Dual-Scale Neighboring Ensemble Variational Assimilation Scheme to incorporate Satellite Microwave Imager brightness temperatures
Based on the CRM ensemble forecast error analyses for various precipitation cases, we developed the sampling error damping method that consisted of a Neighboring Ensemble (NE) method and a dual scale separation of NE (hereafter referred as dual-scale NE method). The NE method approximated the forecast error correlation using NE members within a reduced-grid box based on the spectral localization assumption. In the dual scale separation, we divided the NE forecast error into large-scale portions and small-scale deviations so as to reflect the horizontal scale differences in forecast error between precipitation-related variables and others.
In order to introduce the dual-scale NE method to the EnVA, first, we estimated the standard deviation and correlation of forecast error by this method, and prescribed the space spanned by this forecast error (the dual scale NE forecast error subspace). Then we minimized a three-dimensional cost function to obtain the optimal analysis increment for the ensemble mean, assuming that the analysis increments were subject to the dual scale NE forecast error subspace. We employed Bishop's transform matrix to calculate the analysis increments for ensemble members from the ensemble forecasts.
In order to examine the EnVA scheme, we performed observation system simulation experiments for several meteorological disturbance cases.

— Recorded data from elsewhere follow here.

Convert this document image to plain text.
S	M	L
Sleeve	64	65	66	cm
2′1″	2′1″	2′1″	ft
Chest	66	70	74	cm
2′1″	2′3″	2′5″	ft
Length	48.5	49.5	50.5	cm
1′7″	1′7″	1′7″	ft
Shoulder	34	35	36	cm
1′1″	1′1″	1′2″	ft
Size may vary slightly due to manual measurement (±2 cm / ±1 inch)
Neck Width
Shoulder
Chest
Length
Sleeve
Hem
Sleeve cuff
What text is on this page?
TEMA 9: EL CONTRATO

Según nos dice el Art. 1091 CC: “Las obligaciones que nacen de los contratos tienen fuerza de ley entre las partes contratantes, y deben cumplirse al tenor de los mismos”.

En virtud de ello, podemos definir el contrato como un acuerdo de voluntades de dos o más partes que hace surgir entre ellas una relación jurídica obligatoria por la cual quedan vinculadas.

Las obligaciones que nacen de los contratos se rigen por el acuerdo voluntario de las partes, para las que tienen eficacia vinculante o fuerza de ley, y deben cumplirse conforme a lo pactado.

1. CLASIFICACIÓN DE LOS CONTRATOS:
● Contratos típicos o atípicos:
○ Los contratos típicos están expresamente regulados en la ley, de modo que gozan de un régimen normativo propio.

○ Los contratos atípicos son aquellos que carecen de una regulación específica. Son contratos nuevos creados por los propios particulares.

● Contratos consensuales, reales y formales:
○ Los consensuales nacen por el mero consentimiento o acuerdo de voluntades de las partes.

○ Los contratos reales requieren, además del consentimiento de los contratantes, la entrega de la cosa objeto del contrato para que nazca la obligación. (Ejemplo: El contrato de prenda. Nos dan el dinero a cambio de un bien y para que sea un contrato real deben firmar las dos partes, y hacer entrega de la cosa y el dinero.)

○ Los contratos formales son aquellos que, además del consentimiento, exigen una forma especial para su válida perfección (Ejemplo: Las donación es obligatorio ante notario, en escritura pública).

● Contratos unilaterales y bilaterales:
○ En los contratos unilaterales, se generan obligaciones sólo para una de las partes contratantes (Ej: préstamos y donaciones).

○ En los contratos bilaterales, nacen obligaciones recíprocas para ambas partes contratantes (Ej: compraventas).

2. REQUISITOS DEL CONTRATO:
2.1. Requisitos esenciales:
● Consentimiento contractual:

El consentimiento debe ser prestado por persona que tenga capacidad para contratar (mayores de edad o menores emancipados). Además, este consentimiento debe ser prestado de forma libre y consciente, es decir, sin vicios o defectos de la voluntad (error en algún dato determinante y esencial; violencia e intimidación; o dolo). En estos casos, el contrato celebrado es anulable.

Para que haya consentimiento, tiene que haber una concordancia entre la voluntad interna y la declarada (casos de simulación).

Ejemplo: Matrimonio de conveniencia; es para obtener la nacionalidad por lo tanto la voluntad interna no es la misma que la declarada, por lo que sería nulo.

The results show that the NE method was successful in producing plausible analyses of precipitation-related variables from the simulated surface precipitation even for grid points where less than 20 % of the ensemble members forecasted precipitation, and that the dual scale separation of NE made spatial scale changes in analysis increments in correspondence with precipitation rates. The EnVA scheme was also successful in retrieving precipitation flags and precipitation profiles from the simulated multi-channel microwave brightness temperatures that were non-linear functions of various precipitation-related variables.